Gaussian-Based Periodic Grand Canonical Density Functional Theory with Implicit Solvation for Computational Electrochemistry
Anton Z. Ni, Adam Rettig, Joonho Lee
TL;DR
This work presents a periodic, Gaussian-basis grand canonical DFT (GCDFT) framework with implicit solvation for electrochemical modeling, enabling direct minimization of the grand potential $\Omega$ with respect to the density matrix while updating the electron number $N$ within SCF iterations. It implements two cavity-based solvation models, LPCM and CANDLE, to account for dielectric and ionic effects, solving the linearized Poisson–Boltzmann equation with minimal memory overhead.

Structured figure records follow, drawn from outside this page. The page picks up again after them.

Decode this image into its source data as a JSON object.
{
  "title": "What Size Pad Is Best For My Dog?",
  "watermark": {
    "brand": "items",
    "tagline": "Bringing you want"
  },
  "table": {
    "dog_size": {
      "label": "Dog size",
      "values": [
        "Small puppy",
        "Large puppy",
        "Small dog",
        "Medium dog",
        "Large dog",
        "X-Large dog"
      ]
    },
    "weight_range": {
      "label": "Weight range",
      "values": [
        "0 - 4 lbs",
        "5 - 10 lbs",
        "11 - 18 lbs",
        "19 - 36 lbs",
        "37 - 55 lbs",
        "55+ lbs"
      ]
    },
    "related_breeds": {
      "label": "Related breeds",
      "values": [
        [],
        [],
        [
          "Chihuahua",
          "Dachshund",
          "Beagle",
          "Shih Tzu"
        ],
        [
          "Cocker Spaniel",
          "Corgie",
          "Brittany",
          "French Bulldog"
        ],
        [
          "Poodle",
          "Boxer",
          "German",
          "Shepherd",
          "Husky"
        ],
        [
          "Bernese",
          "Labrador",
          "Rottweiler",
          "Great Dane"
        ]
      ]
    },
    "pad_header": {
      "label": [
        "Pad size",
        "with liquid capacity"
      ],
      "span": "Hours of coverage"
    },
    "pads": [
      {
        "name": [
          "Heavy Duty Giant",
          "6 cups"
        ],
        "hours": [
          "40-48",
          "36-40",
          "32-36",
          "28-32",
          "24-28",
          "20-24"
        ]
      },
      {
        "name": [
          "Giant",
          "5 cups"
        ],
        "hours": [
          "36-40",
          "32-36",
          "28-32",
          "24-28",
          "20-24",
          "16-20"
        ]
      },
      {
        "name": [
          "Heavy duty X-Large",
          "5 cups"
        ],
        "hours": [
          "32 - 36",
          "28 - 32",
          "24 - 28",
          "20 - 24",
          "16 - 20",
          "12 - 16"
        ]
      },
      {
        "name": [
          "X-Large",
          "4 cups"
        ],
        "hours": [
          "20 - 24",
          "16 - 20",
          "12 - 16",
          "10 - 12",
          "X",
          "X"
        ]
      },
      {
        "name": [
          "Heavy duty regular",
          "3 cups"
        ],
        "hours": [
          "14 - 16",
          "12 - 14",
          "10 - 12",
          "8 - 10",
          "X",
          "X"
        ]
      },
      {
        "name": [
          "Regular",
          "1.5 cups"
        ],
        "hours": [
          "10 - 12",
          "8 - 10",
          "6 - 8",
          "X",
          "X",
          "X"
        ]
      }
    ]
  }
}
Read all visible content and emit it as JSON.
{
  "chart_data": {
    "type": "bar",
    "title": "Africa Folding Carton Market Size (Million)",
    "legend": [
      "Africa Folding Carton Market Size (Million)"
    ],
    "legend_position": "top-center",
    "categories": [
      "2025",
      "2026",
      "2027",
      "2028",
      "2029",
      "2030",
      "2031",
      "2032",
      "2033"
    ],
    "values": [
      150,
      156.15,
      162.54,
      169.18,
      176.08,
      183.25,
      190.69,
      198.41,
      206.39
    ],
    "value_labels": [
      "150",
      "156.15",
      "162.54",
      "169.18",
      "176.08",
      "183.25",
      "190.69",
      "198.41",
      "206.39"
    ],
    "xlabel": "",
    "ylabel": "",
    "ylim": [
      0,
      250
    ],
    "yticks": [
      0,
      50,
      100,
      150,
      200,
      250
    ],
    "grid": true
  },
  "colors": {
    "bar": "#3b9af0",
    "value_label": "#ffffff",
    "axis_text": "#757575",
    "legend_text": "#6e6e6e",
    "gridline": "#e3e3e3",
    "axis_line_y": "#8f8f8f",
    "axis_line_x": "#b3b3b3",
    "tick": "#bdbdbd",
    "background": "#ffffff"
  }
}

The method demonstrates superior SCF convergence and modest solvation overhead, and validates the approach by reproducing known results for silver corrosion under constant potential, aligning with plane-wave-based solvation benchmarks. Overall, the GTO-based GCDFT+solvation framework affords efficient, electrochemistry-relevant simulations and lays the groundwork for future wavefunction-based enhancements in operando conditions.
Abstract
We present a numerical method for grand canonical density functional theory (DFT) tailored to solid-state systems, employing Gaussian-type orbitals as the primary basis. Our approach directly minimizes the grand canonical free energy using the density matrix as the sole variational parameter, while self-consistently updating the electron number between self-consistent field iterations. To enable realistic electrochemical modeling, we integrate this approach with implicit solvation models. Our solvation scheme introduces less than 50% overhead relative to gas-phase calculations. Compared to existing plane wave-based implementations, our method shows improved robustness in grand canonical simulations. We validate the approach by modeling corrosion at silver surfaces, finding excellent agreement with previous studies. Our method is implemented in the quantum chemistry software Q-Chem. This work lays the groundwork for future wavefunction-based simulations beyond DFT under electrochemical operando conditions.